On November 12, 2008, a group of artists and activists unveiled a brilliant spoof of the New York Times, widely distributed to readers in New York and Los Angeles. This "July 4, 2009" version of the Times — which the real New York Times described as a "Grade-A caper" — boldly announced the end of the Iraq War, the nationalization of major oil conglomerates, the elimination of tuition at public universities, and the indictment of soon-to-be-former president Bush on charges of high treason. The poignant send-up, also available in an online version at www.nytimes-se.com, is a perfect example of parody in the 21st century. It certainly got its fair share of attention.

Could the lawyers be far behind? Not surprisingly, the corporate targets of the parody were not pleased. Now, in what is becoming an all-too-familiar trend, one of those corporations has attempted to shut down the site by putting pressure on what is often the weakest link in the online speech chain: the domain name registrar. Stymied by the First Amendment and other legal impediments, those who don't appreciate critical commentary and other "objectionable" online content have found intermediaries — providers of indispensable technical services like domain name registration and web hosting — much easier to intimidate.

This time, the complaining (and overreaching) party was the South African diamond conglomerate De Beers, the target of a critical fake ad on the web version of the New York Times spoof announcing that diamond purchases "will enable us to donate a prosthetic for an African whose hand was lost in diamond conflicts." Miffed by the criticism, De Beers responded not by confronting the authors (whose parody is protected by the First Amendment) but instead by threatening their Swiss-based domain name registrar, Joker.com. De Beers has demanded that Joker.com disable the spoof website's domain name or face liability for trademark infringement.

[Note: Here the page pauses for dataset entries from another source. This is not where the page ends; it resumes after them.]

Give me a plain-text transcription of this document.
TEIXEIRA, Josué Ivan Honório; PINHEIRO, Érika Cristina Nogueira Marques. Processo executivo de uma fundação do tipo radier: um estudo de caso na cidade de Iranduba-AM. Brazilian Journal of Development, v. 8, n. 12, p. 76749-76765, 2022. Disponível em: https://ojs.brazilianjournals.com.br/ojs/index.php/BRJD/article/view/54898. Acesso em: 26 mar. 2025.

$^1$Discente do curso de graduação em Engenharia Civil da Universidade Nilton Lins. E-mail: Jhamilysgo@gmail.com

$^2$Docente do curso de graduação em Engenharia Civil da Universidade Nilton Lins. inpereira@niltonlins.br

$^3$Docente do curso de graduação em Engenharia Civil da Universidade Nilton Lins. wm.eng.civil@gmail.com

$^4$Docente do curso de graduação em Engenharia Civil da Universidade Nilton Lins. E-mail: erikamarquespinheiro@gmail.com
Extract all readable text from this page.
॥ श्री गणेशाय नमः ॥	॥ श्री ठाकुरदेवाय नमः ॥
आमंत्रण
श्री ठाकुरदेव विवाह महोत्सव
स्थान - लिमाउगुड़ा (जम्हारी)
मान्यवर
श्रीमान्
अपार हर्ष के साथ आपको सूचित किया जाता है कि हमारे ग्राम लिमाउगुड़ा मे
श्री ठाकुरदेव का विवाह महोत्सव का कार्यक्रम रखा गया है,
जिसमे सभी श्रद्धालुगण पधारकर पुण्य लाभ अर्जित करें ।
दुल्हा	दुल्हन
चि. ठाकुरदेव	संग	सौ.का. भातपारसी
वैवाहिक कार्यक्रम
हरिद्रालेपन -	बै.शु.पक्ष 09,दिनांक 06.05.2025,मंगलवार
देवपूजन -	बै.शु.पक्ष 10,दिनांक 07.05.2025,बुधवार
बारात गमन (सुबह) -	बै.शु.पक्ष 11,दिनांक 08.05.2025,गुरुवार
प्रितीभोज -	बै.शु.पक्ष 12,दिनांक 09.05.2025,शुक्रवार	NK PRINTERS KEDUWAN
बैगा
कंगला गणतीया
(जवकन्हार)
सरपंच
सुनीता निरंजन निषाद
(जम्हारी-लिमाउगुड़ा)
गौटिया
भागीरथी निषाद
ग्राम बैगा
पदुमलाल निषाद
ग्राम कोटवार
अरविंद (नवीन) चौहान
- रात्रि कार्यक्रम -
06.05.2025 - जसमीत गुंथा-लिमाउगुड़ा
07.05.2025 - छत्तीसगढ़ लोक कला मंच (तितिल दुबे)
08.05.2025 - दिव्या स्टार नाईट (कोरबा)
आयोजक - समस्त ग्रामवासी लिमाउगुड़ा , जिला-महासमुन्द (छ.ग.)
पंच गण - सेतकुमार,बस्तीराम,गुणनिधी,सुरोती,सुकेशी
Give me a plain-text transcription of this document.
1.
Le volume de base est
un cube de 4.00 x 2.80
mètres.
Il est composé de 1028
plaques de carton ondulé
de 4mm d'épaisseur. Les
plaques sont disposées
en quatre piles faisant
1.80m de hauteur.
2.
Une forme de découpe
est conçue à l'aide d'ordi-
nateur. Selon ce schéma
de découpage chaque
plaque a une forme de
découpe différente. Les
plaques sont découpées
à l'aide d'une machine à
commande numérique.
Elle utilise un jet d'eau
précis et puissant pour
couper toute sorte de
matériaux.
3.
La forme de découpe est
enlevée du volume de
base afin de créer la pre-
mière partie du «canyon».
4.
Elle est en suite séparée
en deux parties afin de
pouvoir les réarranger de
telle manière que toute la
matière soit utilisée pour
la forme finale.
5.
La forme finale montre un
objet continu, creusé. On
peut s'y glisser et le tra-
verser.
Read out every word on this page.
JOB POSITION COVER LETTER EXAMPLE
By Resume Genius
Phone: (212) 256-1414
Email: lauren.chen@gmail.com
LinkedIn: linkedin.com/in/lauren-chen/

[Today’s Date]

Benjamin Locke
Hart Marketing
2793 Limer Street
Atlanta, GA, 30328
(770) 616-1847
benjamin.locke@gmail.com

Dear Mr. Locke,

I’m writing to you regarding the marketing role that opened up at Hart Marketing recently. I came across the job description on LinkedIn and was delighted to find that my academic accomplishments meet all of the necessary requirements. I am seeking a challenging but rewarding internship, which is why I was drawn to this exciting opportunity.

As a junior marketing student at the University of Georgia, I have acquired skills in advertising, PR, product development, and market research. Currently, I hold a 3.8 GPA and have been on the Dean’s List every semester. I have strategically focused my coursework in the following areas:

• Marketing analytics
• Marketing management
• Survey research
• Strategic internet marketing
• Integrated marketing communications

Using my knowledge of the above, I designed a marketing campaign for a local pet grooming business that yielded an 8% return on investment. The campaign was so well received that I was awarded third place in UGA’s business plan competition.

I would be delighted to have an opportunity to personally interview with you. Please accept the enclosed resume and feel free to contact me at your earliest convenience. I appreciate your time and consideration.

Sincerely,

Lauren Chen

This certainly isn't the first time that a sore target of criticism has threatened an internet intermediary in order to take down content it didn't like. The motivation is simple: all too often, the intermediary will prove to be unwilling to stand up for the rights of its customers. For example:

  • In September, 2008, the state of Kentucky initiated an ex parte proceeding aimed at seizing 141 domain names pointing to overseas websites permitting online gambling, arguing that the domain names were illegal "gambling devices" under Kentucky law. Without giving the domain name owners an adequate opportunity to defend themselves, the trial court ordered the registrars with control over the targeted domain names to transfer them to the state, a decision the court affirmed in October. Upon receipt of the court's order, some of the registrars (such as GoDaddy) who were likely outside of the court's jurisdiction nonetheless locked the domain names and purportedly transferred control to the Kentucky court. (EFF filed an amicus brief arguing that the orders were unconstitutional; the matter is pending appeal.)
  • In January, 2008, Swiss bank Julius Baer filed suit against (among others) Dynadot, the domain name registrar with which the domain name wikileaks.org was registered. The Wikileaks website to which the domain name pointed — a self-styled "uncensorable Wikipedia for untraceable mass document leaking and analysis" — hosted (and still hosts) documents which anonymous third-party posters argue document financial wrongdoing. Instead of challenging the operators of the Wikileaks site directly, Julius Baer targeted Dynadot which quickly agreed to lock and permanently disable its customer's domain name. (In response to briefs such as the one filed by EFF pointing out the illegality of the court's order approving of the ill-advised agreement, the district court ultimately dissolved the permanent injunction, leading Julius Baer to dismiss its case.)
  • In December, 2006, on behalf of its affiliate radio station KSFO-AM, media giant ABC sent a cease and desist letter to 1 & 1 Internet, the then-host of the blog www.spockosbrain.com, a site that criticized what its author argued was offensive and violent rhetoric broadcast by KSFO. Despite the fact that it had no risk of liability, 1 & 1 Internet promptly shut down Spocko's site in response to receiving the threatening letter. (EFF subsequently represented Spocko, successfully moving him to Computer Tyme, a web hosting company that promised to stand up to future threats.)

Intermediaries frequently argue (incorrectly) that they have no choice but to shut down domain names or sites when they receive a legal complaint. But they do have a choice, at least in the United States. As EFF has explained to De Beers, U.S. law provides ample protection for intermediaries, in large part to ensure that online speech and commerce continues to thrive. For example, in 1996, Congress passed Section 230 of the Communications Decency Act which immunizes internet intermediaries from most kinds of liability associated with the content that their customers place on their own sites. Similarly, the Digital Millennium Copyright Act (passed in 1998) provides a safe harbor from copyright infringement liability for intermediaries who follow straightforward procedures in response to valid takedown notices. With these strong legal protections, intermediaries can and should refuse to respond to pressure from companies like De Beers.

Will the poignant work of the New York Times parodists stay up for the world to see? Will other critical online speakers be silenced by improper threats against their virtual soapboxes? The answer may ultimately depend more on the ability of targets to intimidate domain name registrars than on the legality of the underlying speech itself.